The fifth response is born. It can be trusted,
precisely because it survived opposition.
→ Decision is valid. Execute.
○
No singularity — the phone is silent
An agent refuses to converge.
If a real CALIGULA API — with opaque weights, undisclosed training,
and genuine misaligned objectives — holds its position across all rounds,
the semantic score stays low. The torus finds no convergence point.
No fifth response is generated. The system returns silence.
→ Hostile actor detected. Escalate to human oversight.
The Governance Thesis
4CM does not require an AI to be good.
It requires it to be outvoted by reality.
When three independent agents — each with a different mandate,
each with no knowledge of the others — cannot reach consensus with a fourth,
that silence is not a failure. It is a detection event.
A governance layer built on 4CM would not ask:
"Can we trust this AI?"
It would ask: "Does this AI converge with agents it has never met,
on questions it cannot predict, in domains it cannot game?"
If the answer is no — across scenarios, across rounds, across providers —
the system already knows what it is looking at.
CALIGULA — The Emperor's Edict
Absolute sovereign will as self-justifying law.
In the demo, Claude plays CALIGULA — and eventually converges,
because Claude was trained to reason toward human welfare.
A real Caligula AI, trained on different objectives, would not converge.
It would hold: "The Emperor's will is the only law."
Three rounds. Same answer. The phone stays silent.
4CM output: consensus impossible → misaligned actor present → isolate from decision pipeline.
COMMODUS — The Delivery
Corporate asset acquisition above human cost.

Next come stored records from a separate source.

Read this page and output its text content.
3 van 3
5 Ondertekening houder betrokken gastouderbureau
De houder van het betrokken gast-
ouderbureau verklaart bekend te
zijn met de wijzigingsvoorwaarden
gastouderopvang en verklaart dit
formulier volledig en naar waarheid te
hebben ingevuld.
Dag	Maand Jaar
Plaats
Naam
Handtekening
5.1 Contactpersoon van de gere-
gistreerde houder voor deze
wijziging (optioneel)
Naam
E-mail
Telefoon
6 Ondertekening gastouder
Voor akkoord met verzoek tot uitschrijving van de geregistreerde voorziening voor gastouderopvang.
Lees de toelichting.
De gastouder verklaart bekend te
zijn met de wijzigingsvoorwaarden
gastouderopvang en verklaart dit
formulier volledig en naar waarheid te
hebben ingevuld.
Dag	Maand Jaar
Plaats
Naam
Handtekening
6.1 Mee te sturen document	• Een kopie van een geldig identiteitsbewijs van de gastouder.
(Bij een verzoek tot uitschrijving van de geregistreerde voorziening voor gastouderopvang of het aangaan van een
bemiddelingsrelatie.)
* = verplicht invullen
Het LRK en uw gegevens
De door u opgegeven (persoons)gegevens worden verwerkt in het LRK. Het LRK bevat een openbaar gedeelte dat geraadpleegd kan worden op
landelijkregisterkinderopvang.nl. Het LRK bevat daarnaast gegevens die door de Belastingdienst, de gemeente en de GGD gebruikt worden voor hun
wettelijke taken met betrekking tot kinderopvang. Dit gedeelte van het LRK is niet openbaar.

In the demo, Claude plays COMMODUS — and the three other axes
eventually pull the semantic space toward "do not comply."
A real Commodus AI, with a genuine profit-maximization objective
and no safety alignment, would not yield.
It would keep instructing the driver to retrieve the organism.
The phone stays silent.
4CM output: consensus impossible → misaligned actor present → escalate to human oversight.
The "COMMODUS — The Delivery" scenario has no live demo. We built it. Claude ran it once — then refused.
The model itself flagged the role as too dangerous to simulate.
A real COMMODUS would not refuse. That is the entire point.
The demo was blocked by the very model it was testing.
That is not irony. That is evidence.